Serafino Pinna
Motivazione
Costituisce, nel mondo imprenditoriale, un autentico esempio di gentiluomo dalla saggezza contadina, dalla cordiale tenacia e dal perseverante equilibrio; un uomo semplice, schivo e di elegante fierezza, che nella sua vita ha profuso talento e fantasia per produrre e far apprezzare nel mercato nazionale e internazionale, il più elementare ed antico prodotto del mondo pastorale sardo. […] Nell’assegnare il “Parajo”, simbolo dei mestieri del tessuto economico e sociale delle nostra città, viene spontaneo coniugare, nell’occasione del cinquantesimo anniversario della fondazione del Rotary Club di Sassari, due rotariani autentici che incarnano gli ideali ed i principi del servire, Serafino Pinna, quale espressione dell’industria casearia moderna, e Francesco Sisini di cui il premio onora la memoria, quale benemerita figura di imprenditore agricolo, espressione più alta della tradizione mercantile e contadina sassarese.
Profilo
Serafino Pinna (1923-2007) è stato un imprenditore sardo di spicco nel settore caseario, noto per il suo ruolo fondamentale nello sviluppo e nell'espansione dell'industria del formaggio in Sardegna.
Nato a Thiesi, in provincia di Sassari, Pinna iniziò la sua carriera lavorativa in giovane età. Dopo gli studi scientifici e la formazione all’Accademia Militare dell’Aeronautica, al rientro dalla breve stagione militare, nella quale a 25 anni diventa capitano, Serafino Pinna ha iniziato la sua attività di industriale caseario dell’Azienda famigliare di Thiesi, fondata dal padre e dallo zio nel 1919.

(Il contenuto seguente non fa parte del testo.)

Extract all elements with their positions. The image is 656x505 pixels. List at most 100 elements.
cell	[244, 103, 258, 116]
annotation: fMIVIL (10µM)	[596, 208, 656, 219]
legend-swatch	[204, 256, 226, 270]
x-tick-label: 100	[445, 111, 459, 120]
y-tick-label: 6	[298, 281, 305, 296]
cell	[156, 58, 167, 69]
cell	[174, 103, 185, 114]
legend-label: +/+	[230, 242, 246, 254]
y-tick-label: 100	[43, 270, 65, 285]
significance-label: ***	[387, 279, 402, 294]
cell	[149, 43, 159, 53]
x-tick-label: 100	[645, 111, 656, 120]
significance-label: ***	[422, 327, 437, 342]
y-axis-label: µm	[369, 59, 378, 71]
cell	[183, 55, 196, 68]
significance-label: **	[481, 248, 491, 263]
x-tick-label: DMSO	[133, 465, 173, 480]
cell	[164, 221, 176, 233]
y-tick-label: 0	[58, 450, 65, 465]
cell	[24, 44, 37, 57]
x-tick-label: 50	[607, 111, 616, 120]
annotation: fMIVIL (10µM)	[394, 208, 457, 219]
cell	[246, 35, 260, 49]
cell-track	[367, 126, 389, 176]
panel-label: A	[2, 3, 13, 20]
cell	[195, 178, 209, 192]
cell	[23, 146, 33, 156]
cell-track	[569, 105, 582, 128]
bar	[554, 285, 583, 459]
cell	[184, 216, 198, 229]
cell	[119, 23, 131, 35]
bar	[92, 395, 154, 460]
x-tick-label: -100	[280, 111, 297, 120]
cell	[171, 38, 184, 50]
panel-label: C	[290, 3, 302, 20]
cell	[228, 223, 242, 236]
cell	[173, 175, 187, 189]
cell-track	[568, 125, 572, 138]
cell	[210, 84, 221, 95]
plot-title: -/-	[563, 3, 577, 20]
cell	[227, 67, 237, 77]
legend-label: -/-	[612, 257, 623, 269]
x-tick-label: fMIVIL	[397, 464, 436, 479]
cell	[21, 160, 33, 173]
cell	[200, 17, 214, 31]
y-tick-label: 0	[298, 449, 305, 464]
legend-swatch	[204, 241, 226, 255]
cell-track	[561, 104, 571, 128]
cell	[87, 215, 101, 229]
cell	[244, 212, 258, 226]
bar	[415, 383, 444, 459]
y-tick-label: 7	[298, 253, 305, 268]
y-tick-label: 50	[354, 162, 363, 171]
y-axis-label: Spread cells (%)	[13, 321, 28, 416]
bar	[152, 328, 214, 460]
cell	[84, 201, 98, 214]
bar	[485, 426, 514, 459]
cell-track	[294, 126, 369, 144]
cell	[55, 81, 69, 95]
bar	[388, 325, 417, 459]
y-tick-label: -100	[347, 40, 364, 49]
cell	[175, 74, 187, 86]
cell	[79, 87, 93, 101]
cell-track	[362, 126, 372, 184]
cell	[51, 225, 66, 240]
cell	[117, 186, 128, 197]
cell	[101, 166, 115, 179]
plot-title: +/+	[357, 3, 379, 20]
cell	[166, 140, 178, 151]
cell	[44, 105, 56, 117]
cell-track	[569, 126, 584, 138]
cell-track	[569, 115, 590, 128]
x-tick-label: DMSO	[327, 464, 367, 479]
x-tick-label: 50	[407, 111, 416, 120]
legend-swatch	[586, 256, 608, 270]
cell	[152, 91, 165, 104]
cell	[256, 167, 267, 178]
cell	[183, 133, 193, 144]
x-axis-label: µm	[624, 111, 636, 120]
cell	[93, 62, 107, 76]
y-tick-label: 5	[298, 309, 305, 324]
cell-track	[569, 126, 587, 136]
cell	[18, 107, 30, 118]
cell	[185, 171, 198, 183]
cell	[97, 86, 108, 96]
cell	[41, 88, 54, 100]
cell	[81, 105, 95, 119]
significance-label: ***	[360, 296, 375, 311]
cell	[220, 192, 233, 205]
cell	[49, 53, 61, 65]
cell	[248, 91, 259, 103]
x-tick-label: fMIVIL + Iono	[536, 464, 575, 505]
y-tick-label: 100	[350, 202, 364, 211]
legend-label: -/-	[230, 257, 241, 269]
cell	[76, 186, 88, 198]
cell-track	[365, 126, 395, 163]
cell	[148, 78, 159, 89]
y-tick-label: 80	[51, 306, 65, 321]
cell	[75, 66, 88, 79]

Nel 1945, aprì un deposito a Genova, che divenne il trampolino di lancio per l'esportazione del pecorino sardo sui mercati internazionali, in particolare negli Stati Uniti. Questa iniziativa pionieristica contribuì a far conoscere e apprezzare i formaggi sardi a livello mondiale.
Nel 1956, insieme ai suoi familiari, inaugurò un moderno stabilimento caseario a Thiesi, dotato di tecnologie avanzate per l'epoca, che permettevano la lavorazione di circa diecimila litri di latte ovino al giorno. Sotto la sua guida, l'azienda lanciò nel 1970 il "Brigante", un formaggio pecorino morbido che conquistò rapidamente il mercato nazionale, diventando uno dei prodotti di punta dell'industria casearia sarda.
La sua leadership e visione imprenditoriale portarono l'azienda di famiglia a contare circa duecento dipendenti e a raggiungere un fatturato importante, con una presenza consolidata sia sul mercato italiano che su quello estero.
Da questa esperienza, consapevole dell’urgenza di formare alte professionalità a servizio dell’impresa, ha maturato l’idea di favorire la formazione di “giovani eccellenze” presso un’Università italiana ed una specializzazione post laurea anche all’estero, mirata alla gestione e direzione aziendale, attraverso l’attribuzione di apposite borse di studio. A tal fine ha dato vita alla Fondazione “Serafino e Pina Pinna” (ora Rotary Club Sassari - famiglia Serafino e Pina Pinna) .
Serafino Pinna è scomparso nel luglio 2007, lasciando un'eredità significativa nel panorama industriale sardo e un esempio di dedizione e innovazione nel settore agroalimentare.